A destructive data wiper was discovered recently by the ESET researchers that were used in attacks against Ukrainian organizations. It is the third strain of wiper malware that was discovered since the Russian invasion started to affect computers in Ukraine.
ESET researchers named this malware, CaddyWiper, and as soon as a compromised system is infected by this malware, it erases all the data and partition information.
ESET products detect this malware as Win32/KillDisk[.]NCX and there have been multiple reports of the wiper being installed on systems in a limited number of organizations.
While apart from this, neither HermeticWiper nor IsaacWiper (Two other strains of wiper malware targeting computers in Ukraine) shares any close code similarities with CaddyWiper. The CaddyWiper malware may have been launched after the threat actors hacked into the target network.
However, till now it has been detected that only one organization has been targeted by the CaddyWiper, in short, the number of cases in the wild is small.
In the days before Russia invaded Ukraine, ESET’s telemetry discovered HermeticWiper on the networks of several high-profile organizations in Ukraine.
Furthermore, HermeticWiper was propagated inside local networks with HermeticWizard, as well as HermeticRansom, which served as decoy ransomware.
Here the malware is primarily designed with the sole intention of attacking the target rather than extracting any financial data, information, and reward from the victim.

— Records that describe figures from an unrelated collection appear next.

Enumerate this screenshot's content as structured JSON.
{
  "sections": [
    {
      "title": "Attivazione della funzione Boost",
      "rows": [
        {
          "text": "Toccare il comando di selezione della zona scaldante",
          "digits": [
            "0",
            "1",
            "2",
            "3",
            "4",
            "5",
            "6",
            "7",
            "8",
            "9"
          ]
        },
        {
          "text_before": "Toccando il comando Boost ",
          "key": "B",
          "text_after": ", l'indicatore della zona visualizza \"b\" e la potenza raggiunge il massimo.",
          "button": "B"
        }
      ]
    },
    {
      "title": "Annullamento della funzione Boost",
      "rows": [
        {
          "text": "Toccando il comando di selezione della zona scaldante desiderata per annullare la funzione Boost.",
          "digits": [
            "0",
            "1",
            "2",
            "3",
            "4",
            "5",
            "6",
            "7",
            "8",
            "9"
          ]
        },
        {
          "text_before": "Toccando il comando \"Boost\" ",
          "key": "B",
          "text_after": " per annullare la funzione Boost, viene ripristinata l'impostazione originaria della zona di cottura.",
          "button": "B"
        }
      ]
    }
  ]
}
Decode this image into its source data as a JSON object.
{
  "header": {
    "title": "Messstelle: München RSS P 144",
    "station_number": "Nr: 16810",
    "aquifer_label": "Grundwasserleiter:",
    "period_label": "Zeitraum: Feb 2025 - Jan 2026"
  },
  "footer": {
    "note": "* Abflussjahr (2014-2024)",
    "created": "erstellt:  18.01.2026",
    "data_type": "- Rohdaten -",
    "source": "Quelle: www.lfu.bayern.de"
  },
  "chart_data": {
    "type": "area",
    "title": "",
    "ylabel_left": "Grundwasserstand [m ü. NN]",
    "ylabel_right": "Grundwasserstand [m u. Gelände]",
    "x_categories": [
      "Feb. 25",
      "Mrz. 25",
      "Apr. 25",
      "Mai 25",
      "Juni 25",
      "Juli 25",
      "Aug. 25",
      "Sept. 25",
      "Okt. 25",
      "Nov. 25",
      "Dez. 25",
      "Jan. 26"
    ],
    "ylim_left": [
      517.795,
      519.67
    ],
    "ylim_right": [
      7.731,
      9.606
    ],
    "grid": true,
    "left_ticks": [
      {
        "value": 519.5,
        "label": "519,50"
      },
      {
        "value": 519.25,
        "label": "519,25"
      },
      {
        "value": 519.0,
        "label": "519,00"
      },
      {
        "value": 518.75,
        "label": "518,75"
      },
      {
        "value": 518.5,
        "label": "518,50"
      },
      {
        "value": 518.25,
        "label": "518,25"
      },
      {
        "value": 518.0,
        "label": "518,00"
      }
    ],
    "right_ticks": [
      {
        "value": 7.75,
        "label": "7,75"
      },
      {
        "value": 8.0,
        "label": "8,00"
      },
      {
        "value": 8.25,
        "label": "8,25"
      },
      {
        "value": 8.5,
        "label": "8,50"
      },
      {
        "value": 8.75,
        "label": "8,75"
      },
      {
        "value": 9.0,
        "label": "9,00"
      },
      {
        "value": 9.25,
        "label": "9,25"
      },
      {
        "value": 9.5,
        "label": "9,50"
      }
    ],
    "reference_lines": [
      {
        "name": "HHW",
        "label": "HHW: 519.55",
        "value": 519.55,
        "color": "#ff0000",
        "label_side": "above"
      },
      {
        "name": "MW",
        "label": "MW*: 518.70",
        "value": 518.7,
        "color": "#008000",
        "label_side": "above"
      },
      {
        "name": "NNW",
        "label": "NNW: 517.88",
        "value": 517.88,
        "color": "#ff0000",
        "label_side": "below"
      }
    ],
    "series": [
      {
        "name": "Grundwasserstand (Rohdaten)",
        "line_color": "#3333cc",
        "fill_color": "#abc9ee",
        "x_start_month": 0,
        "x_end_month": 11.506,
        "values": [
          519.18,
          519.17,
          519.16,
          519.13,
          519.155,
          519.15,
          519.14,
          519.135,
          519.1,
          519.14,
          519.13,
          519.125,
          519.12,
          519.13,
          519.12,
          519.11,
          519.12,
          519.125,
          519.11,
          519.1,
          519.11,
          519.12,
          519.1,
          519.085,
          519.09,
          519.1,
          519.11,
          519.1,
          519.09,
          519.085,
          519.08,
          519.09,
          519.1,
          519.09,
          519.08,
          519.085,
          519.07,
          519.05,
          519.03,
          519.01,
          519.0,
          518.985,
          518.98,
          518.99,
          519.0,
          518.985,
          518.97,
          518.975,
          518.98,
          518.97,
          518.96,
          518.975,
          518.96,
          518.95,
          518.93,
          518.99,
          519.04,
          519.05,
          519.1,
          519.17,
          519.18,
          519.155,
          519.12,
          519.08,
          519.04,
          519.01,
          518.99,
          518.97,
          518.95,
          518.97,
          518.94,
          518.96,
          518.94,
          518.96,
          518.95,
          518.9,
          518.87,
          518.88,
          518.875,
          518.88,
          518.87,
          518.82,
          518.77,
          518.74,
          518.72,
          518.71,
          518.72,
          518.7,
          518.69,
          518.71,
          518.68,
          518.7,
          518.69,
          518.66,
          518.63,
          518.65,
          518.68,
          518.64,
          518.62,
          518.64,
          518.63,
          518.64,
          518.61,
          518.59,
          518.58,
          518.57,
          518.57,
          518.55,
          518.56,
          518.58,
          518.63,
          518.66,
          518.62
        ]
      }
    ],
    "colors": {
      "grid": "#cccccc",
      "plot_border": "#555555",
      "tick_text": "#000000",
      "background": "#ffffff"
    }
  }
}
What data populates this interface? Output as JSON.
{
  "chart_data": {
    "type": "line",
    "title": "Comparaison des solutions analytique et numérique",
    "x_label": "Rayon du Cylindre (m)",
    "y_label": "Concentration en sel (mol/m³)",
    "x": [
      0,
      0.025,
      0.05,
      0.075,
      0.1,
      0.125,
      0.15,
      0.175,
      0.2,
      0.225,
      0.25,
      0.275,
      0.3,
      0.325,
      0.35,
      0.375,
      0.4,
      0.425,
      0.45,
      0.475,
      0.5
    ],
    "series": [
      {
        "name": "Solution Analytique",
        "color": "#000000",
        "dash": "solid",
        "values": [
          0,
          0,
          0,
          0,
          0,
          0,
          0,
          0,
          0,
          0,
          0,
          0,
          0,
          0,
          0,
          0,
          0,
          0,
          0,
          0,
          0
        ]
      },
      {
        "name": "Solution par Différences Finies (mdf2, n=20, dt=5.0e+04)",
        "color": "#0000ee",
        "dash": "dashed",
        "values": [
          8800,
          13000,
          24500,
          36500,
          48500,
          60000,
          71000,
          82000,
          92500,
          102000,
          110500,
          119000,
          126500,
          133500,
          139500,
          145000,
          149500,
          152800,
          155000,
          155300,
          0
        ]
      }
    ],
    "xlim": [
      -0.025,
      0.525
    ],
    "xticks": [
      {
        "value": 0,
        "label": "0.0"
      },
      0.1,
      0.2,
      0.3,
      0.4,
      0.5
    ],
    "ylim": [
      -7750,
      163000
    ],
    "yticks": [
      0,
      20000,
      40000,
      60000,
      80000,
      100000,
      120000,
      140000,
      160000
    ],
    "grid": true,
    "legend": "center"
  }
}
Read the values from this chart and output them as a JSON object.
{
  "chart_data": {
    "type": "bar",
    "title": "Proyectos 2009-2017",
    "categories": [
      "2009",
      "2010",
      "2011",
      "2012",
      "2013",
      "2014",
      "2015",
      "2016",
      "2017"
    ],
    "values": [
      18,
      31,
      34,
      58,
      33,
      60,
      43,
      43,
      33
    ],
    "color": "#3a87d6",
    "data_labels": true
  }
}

In January of this year, a similar data wiper called WhisperGate struck multiple organizations in Ukraine. In the last eight years, high-profile targets in the country have been targeted in a series of malicious campaigns like this.
In this ongoing cyberwarfare, some of the hackers supporting Ukraine have used malware against pro-Russian cybercriminals, who use malware to degrade and destroy data on Ukrainian computer systems.
While on the other hand, other hackers have targeted Russian companies and government agencies to leak their confidential information. The Russia-Ukraine conflict has so far not resulted in a large-scale cyberattack, but larger attacks could still occur.